[case13]NLP System Architecture and Main Process



This paper mainly sorts out the architecture and process of NLP system.

NLP architecture


This picture comes from[Legislative Science Popularization: A Brief Introduction to the Architecture of Natural Language System]

Main process steps

  • Dividing/cutting words (Tokenization)
  • Part of speech tagging (POS Tagging)
  • Semantic chunk (Chunking)
  • Named entity annotations (Named Entity Tagging)

The first few shallow analysis tasks mainly belong to nlp, namely sequence labeling tasks.

  • Syntactic analysis
  • Text/Semantic Analysis

Chinese word segmentation

Unlike English, Chinese does not have spaces for word segmentation, so a series of Chinese characters must be decomposed into appropriate words before analyzing the text.

Word segmentation (Clauses to Words) this major technology

Dictionary-based word segmentation (Maximum matching method, shortest path method and maximum probability method), the actual use of more than the following:

  • An Open Source System of Chinese Word Segmentation Algorithm Based on Conditional Random Fields (CRF).
  • The Open Source System of Chinese Word Segmentation Algorithm Based on Zhang Huaping NShort (Core Algorithm of Stutter Word Segmentation)。

Coincidence (From Words to Words) mainly uses the method based on word sequence labeling.

Part of speech tagging (POS Tagging)

Part of speech, also known as part of speech, is the grammatical attribute of vocabulary and is the bridge between conjunctions and syntax.
Part-of-Speech Tagging (or POS Tagging), also known as part-of-speech tagging, refers to determining the grammatical role each word plays in a sentence.

Most of this technology uses HMM (Hidden Markov Model)+Viterbi algorithm, maximum entropy algorithm (Maximum Entropy)。 There are two main types of popular Chinese part-of-speech tags at present: Peking University part-of-speech tagging set and Pennsylvania part-of-speech tagging set.

The words in modern Chinese can be divided into two types of 12 parts of speech: one type is content words: nouns, verbs, adjectives, numerals, quantifiers and pronouns; The other is function words: adverbs, prepositions, conjunctions, auxiliary words, interjections and onomatopoeia.

Semantic chunk (Chunking)

According to the syntactic structure, the sentences marked with part of speech are grouped together to form such words as subject, predicate, object, etc.

The most common method of semantic chunking is Conditional Random Fields,CRF)

Named entity annotations (Named Entity Tagging)

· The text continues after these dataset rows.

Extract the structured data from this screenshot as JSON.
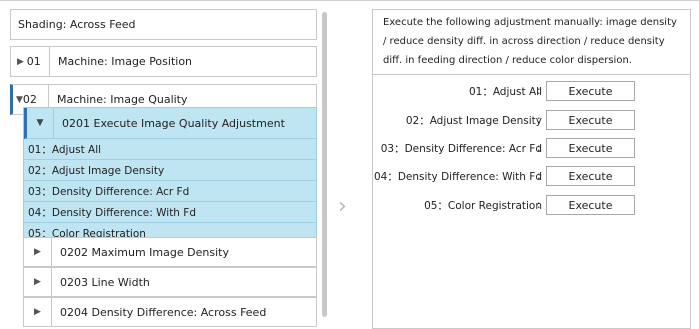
{
  "left": {
    "title": "Shading: Across Feed",
    "items": [
      {
        "arrow": "▶",
        "num": "01",
        "label": "Machine: Image Position"
      },
      {
        "arrow": "▼",
        "num": "02",
        "label": "Machine: Image Quality"
      }
    ],
    "expanded_group": {
      "arrow": "▼",
      "label": "0201 Execute Image Quality Adjustment",
      "subitems": [
        "01：Adjust All",
        "02：Adjust Image Density",
        "03：Density Difference: Acr Fd",
        "04：Density Difference: With Fd",
        "05：Color Registration"
      ]
    },
    "collapsed_groups": [
      {
        "arrow": "▶",
        "label": "0202 Maximum Image Density"
      },
      {
        "arrow": "▶",
        "label": "0203 Line Width"
      },
      {
        "arrow": "▶",
        "label": "0204 Density Difference: Across Feed"
      }
    ]
  },
  "next_chevron": "›",
  "right": {
    "description": "Execute the following adjustment manually: image density / reduce density diff. in across direction / reduce density diff. in feeding direction / reduce color dispersion.",
    "rows": [
      {
        "name": "01：Adjust All",
        "colon": ":",
        "button": "Execute"
      },
      {
        "name": "02：Adjust Image Density",
        "colon": ":",
        "button": "Execute"
      },
      {
        "name": "03：Density Difference: Acr Fd",
        "colon": ":",
        "button": "Execute"
      },
      {
        "name": "04：Density Difference: With Fd",
        "colon": ":",
        "button": "Execute"
      },
      {
        "name": "05：Color Registration",
        "colon": ":",
        "button": "Execute"
      }
    ]
  }
}
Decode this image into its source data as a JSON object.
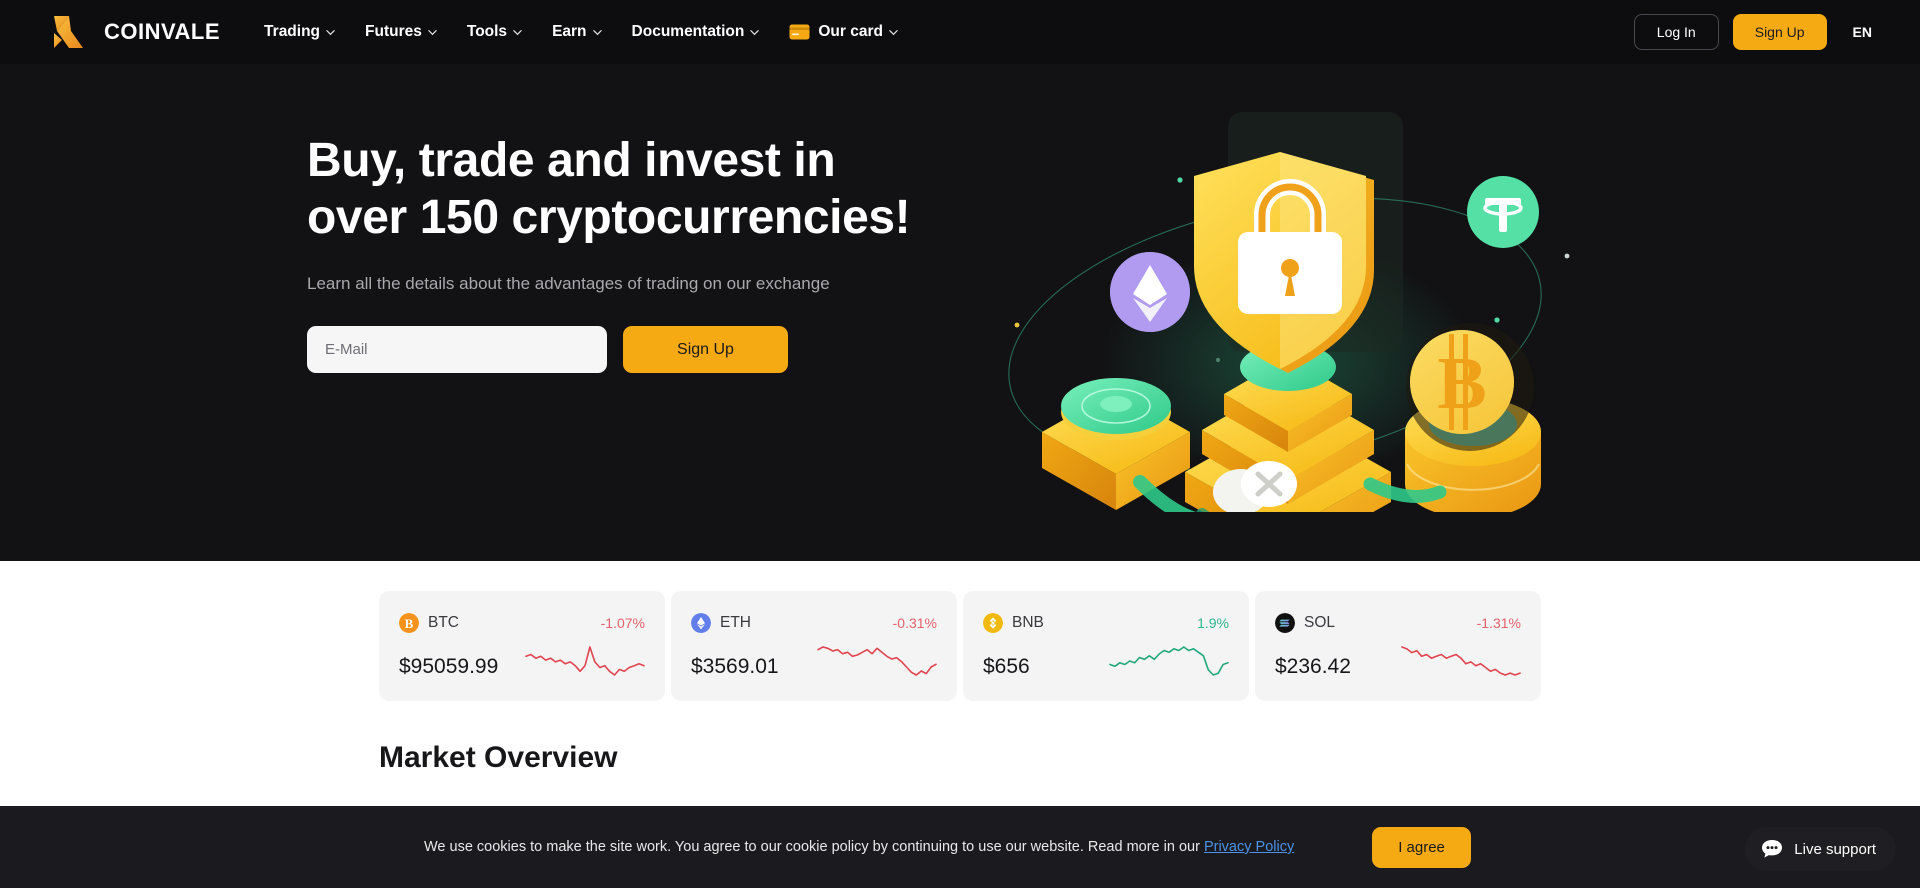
{
  "brand": {
    "name": "COINVALE",
    "logo_icon": "coinvale-logo-icon",
    "accent": "#f5aa14"
  },
  "nav": {
    "items": [
      {
        "label": "Trading",
        "icon": "chevron-down-icon"
      },
      {
        "label": "Futures",
        "icon": "chevron-down-icon"
      },
      {
        "label": "Tools",
        "icon": "chevron-down-icon"
      },
      {
        "label": "Earn",
        "icon": "chevron-down-icon"
      },
      {
        "label": "Documentation",
        "icon": "chevron-down-icon"
      },
      {
        "label": "Our card",
        "icon": "credit-card-icon"
      }
    ],
    "login_label": "Log In",
    "signup_label": "Sign Up",
    "language": "EN"
  },
  "hero": {
    "title": "Buy, trade and invest in over 150 cryptocurrencies!",
    "subtitle": "Learn all the details about the advantages of trading on our exchange",
    "email_placeholder": "E-Mail",
    "email_value": "",
    "signup_label": "Sign Up",
    "illustration": "crypto-shield-lock-illustration"
  },
  "tickers": [
    {
      "symbol": "BTC",
      "icon": "bitcoin-icon",
      "change": "-1.07%",
      "direction": "down",
      "price": "$95059.99",
      "spark": [
        14,
        13,
        15,
        14,
        16,
        15,
        17,
        16,
        18,
        17,
        19,
        22,
        19,
        9,
        17,
        20,
        19,
        22,
        24,
        21,
        22,
        20,
        19,
        18,
        19
      ],
      "color": "#e0454f",
      "icon_bg": "#f7931a"
    },
    {
      "symbol": "ETH",
      "icon": "ethereum-icon",
      "change": "-0.31%",
      "direction": "down",
      "price": "$3569.01",
      "spark": [
        9,
        7,
        8,
        10,
        9,
        12,
        11,
        14,
        13,
        11,
        9,
        12,
        8,
        11,
        14,
        16,
        15,
        18,
        22,
        26,
        28,
        25,
        27,
        22,
        20
      ],
      "color": "#e0454f",
      "icon_bg": "#627eea"
    },
    {
      "symbol": "BNB",
      "icon": "binance-icon",
      "change": "1.9%",
      "direction": "up",
      "price": "$656",
      "spark": [
        21,
        22,
        20,
        21,
        19,
        20,
        17,
        18,
        16,
        18,
        15,
        13,
        14,
        12,
        13,
        11,
        13,
        12,
        14,
        16,
        24,
        27,
        26,
        21,
        20
      ],
      "color": "#22a87c",
      "icon_bg": "#f0b90b"
    },
    {
      "symbol": "SOL",
      "icon": "solana-icon",
      "change": "-1.31%",
      "direction": "down",
      "price": "$236.42",
      "spark": [
        8,
        9,
        11,
        10,
        13,
        12,
        14,
        13,
        12,
        14,
        13,
        12,
        14,
        17,
        16,
        18,
        17,
        19,
        21,
        20,
        22,
        23,
        22,
        23,
        22
      ],
      "color": "#e0454f",
      "icon_bg": "#141414"
    }
  ],
  "market": {
    "title": "Market Overview"
  },
  "cookie": {
    "text_before": "We use cookies to make the site work. You agree to our cookie policy by continuing to use our website. Read more in our ",
    "link_label": "Privacy Policy",
    "agree_label": "I agree"
  },
  "support": {
    "label": "Live support",
    "icon": "chat-bubble-icon"
  }
}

Named entity identification is used to identify entities with specific meaning in text. Common entities mainly include names of people, places, organizations and other proper nouns. The Named Entity Recognition Task also identifies three major categories (entity, time and number) and seven minor categories (person name, organization name, place name, time, date, currency and percentage) of named entities in the text.

The technology used here is the standard HMM model and Viterbi algorithm.

Syntactic analysis

Syntactic analysis is to automatically deduce the grammatical structure of a sentence according to a given grammatical system, analyze the grammatical units contained in the sentence and the relationship between these grammatical units, and transform the sentence into a structured grammatical tree.

At present, the main theories of syntactic analysis are as follows:

  • Grammatical Analysis of Phrase Structure
  • Dependency grammar analysis

Text/Semantic Analysis

Mainly includes: text similarity analysis, text keyword extraction, text classification, content summary, emotional tendency analysis.
Semantic analysis involves anaphora resolution and other technologies. Naive Bayesian algorithm can be used for text classification.


This paper mainly analyzes the architecture and main process of the lower NLP system, which is convenient for further targeted study.